La défense s’incruste comme nouveau sujet de friction entre l’Union européenne (UE) et les États-Unis, et commence aussi à diviser les Européens, ce qui n’est pas pour déplaire à Washington. Exemple récent : le Fonds européen de défense. Un petit retour en arrière s’impose.
« On ne protégera pas les Européens si on ne décide pas d’avoir une vraie armée européenne », avait déclaré Emmanuel Macron début novembre 2018, soulignant l’importance de protéger le vieux continent « à l’égard de la Chine, de la Russie et même des États-Unis ». Une prise de parole qui provoque la colère du Président américain. Dans un tweet rageur publié quelques jours plus tard, Donald Trump juge les propos « très insultants » et ajoute « peut-être que l’Europe devrait d’abord payer sa part à l’OTAN que les États-Unis subventionnent largement! ». Mais le contentieux est vite réglé. Du moins en apparence.
De passage à Paris pour les commémorations du 11 novembre 2018, le Président américain s’entretient avec son homologue français qui lui rappelle que l’autonomie stratégique voulue par les Européens vise notamment « à prendre davantage la part du fardeau commun au sein de l’OTAN ». La mine fermée, Donald Trump acquiesce en concluant, sans conviction, « Nous voulons une Europe forte ».
Freiner l’adoption du Fonds européen de défense
Mais le contentieux n’est pas réglé pour autant. Si, depuis, les Américains n’ont pas ouvertement critiqué le projet d’une défense européenne commune, ils se sont engagés dans un lobbying plus discret visant notamment à freiner l’adoption du Fonds européen de défense.

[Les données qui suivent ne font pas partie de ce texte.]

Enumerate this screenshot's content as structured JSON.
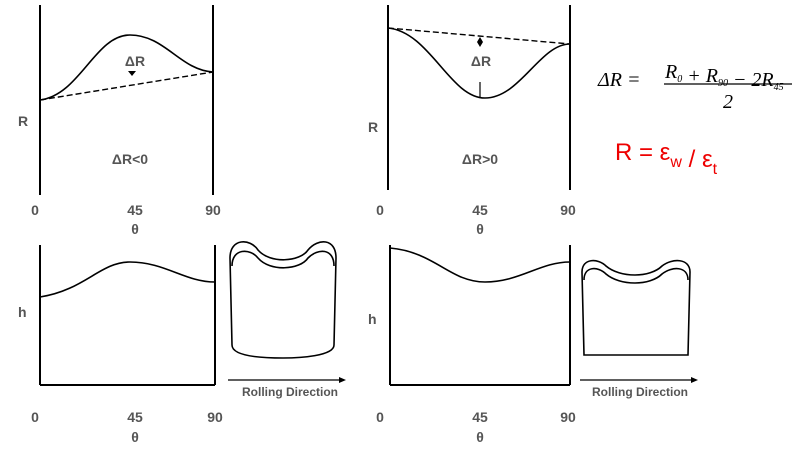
{
  "panels": [
    {
      "y_label": "R",
      "x_ticks": [
        "0",
        "45",
        "90"
      ],
      "x_label": "θ",
      "delta_label": "ΔR",
      "condition": "ΔR<0"
    },
    {
      "y_label": "R",
      "x_ticks": [
        "0",
        "45",
        "90"
      ],
      "x_label": "θ",
      "delta_label": "ΔR",
      "condition": "ΔR>0"
    },
    {
      "y_label": "h",
      "x_ticks": [
        "0",
        "45",
        "90"
      ],
      "x_label": "θ",
      "direction": "Rolling Direction"
    },
    {
      "y_label": "h",
      "x_ticks": [
        "0",
        "45",
        "90"
      ],
      "x_label": "θ",
      "direction": "Rolling Direction"
    }
  ],
  "formula": {
    "lhs": "ΔR =",
    "numerator": [
      {
        "text": "R",
        "sub": "0"
      },
      {
        "text": " + R",
        "sub": "90"
      },
      {
        "text": " − 2R",
        "sub": "45"
      }
    ],
    "denominator": "2"
  },
  "ratio": [
    {
      "text": "R = ε",
      "sub": "w"
    },
    {
      "text": " / ε",
      "sub": "t"
    }
  ]
}
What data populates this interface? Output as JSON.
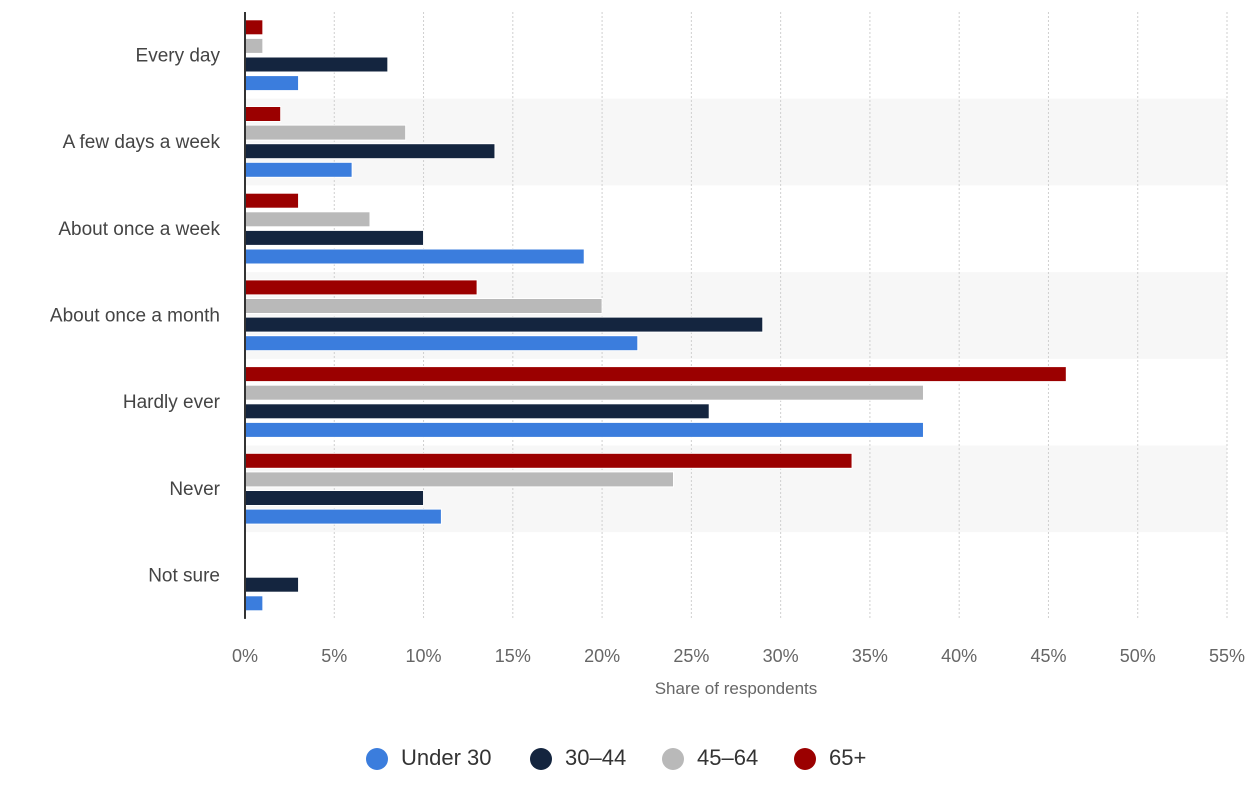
{
  "chart_data": {
    "type": "bar",
    "orientation": "horizontal",
    "categories": [
      "Every day",
      "A few days a week",
      "About once a week",
      "About once a month",
      "Hardly ever",
      "Never",
      "Not sure"
    ],
    "series": [
      {
        "name": "Under 30",
        "color": "#3b7ddd",
        "values": [
          3,
          6,
          19,
          22,
          38,
          11,
          1
        ]
      },
      {
        "name": "30-44",
        "color": "#14253f",
        "values": [
          8,
          14,
          10,
          29,
          26,
          10,
          3
        ]
      },
      {
        "name": "45-64",
        "color": "#b9b9b9",
        "values": [
          1,
          9,
          7,
          20,
          38,
          24,
          0
        ]
      },
      {
        "name": "65+",
        "color": "#9b0000",
        "values": [
          1,
          2,
          3,
          13,
          46,
          34,
          0
        ]
      }
    ],
    "xlabel": "Share of respondents",
    "ylabel": "",
    "xlim": [
      0,
      55
    ],
    "xticks": [
      0,
      5,
      10,
      15,
      20,
      25,
      30,
      35,
      40,
      45,
      50,
      55
    ],
    "xtick_labels": [
      "0%",
      "5%",
      "10%",
      "15%",
      "20%",
      "25%",
      "30%",
      "35%",
      "40%",
      "45%",
      "50%",
      "55%"
    ],
    "grid": "vertical dotted",
    "legend_position": "bottom-center"
  }
}
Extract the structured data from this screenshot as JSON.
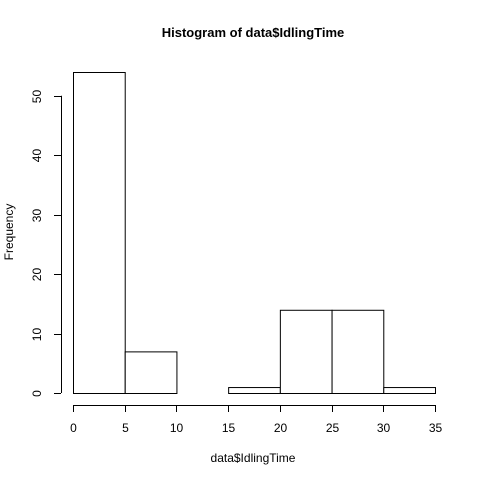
{
  "chart_data": {
    "type": "bar",
    "title": "Histogram of data$IdlingTime",
    "xlabel": "data$IdlingTime",
    "ylabel": "Frequency",
    "bins": [
      {
        "from": 0,
        "to": 5,
        "count": 54
      },
      {
        "from": 5,
        "to": 10,
        "count": 7
      },
      {
        "from": 10,
        "to": 15,
        "count": 0
      },
      {
        "from": 15,
        "to": 20,
        "count": 1
      },
      {
        "from": 20,
        "to": 25,
        "count": 14
      },
      {
        "from": 25,
        "to": 30,
        "count": 14
      },
      {
        "from": 30,
        "to": 35,
        "count": 1
      }
    ],
    "xlim": [
      0,
      35
    ],
    "ylim": [
      0,
      54
    ],
    "xticks": [
      "0",
      "5",
      "10",
      "15",
      "20",
      "25",
      "30",
      "35"
    ],
    "yticks": [
      "0",
      "10",
      "20",
      "30",
      "40",
      "50"
    ],
    "grid": false,
    "legend": "none",
    "bar_fill": "#ffffff",
    "bar_stroke": "#000000"
  }
}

« Bien avertis du tempo européen, ils ciblent les différents acteurs de la négociation, espérant insérer différents amendements, retarder l’adoption, voire torpiller totalement l’initiative », relate le journaliste Nicolas Gros-Verheyde dans un article publié en février 2019 sur Bruxelles 2 (B2), un site Internet d’information consacré à l’« Europe politique » et à la défense.
La manœuvre échoue et le 18 avril, les eurodéputés adoptent le règlement qui prévoit la mise en place du Fonds, destiné à apporter un soutien financier aux projets de défense développés en commun au sein de l’UE. « Pourtant ce sont bien les attaques répétées de Donald Trump contre ses alliés qui ont permis à l’Europe de la défense d’avancer à une vitesse inespérée », rappelle Nicolas Gros-Verheyde.
Une mise en garde contre les critères d’attribution des marchés
Face à l’échec des négociations menées discrètement à Bruxelles et auprès de certains dirigeants européens, le Président américain décide donc de renouer avec la stratégie dont il est le plus coutumier, à savoir la manière forte.
Dans une lettre adressée le 1er mai 2019 à la Haute représentante européenne, Federica Mogherini, et rendu publique la semaine passée, Ellen Lord et Andrea Thomson, deux sous-secrétaires d’État chargés de la Défense, adressent une sérieuse mise en garde à l’UE accusée de développer ses projets de défense en tentant d’écarter les firmes américaines. En ligne de mire : les critères fixés par les Européens pour l’accès aux financements de leurs projets qui excluraient les firmes de pays tiers, à savoir essentiellement les États-Unis, dont l’industrie a remporté 81 % des contrats militaires en Europe ces dernières années.
Pour être éligibles, «les entreprises devront être basées dans l’Union européenne, avoir leurs infrastructures dans l’Union européenne et surtout, les prises de décisions ne pourront pas être contrôlées par une entité installée hors de l’Union européenne », confirme un responsable européen cité par l’AFP. « Mais rien n’empêche les États membres d’acheter américain», tempère cette même source.
Avec leurs menaces, les États-Unis cherchent à nouveau à semer les graines de la discorde au sein du bloc européen. Car l’autonomie stratégique voulue par les Européens n’est pas envisagée de la même façon à Stockholm ou à Paris. Pour un groupe de pays, mené par la France, elle doit nécessairement passer par des règles strictes qui conduisent à privilégier les firmes européennes. L’autre groupe, conduit par la Suède ou les Pays-Bas, préconise quant à lui une approche plus inclusive faisant valoir que l’Europe ne devrait pas exclure des alliés de longue date comme les États-Unis.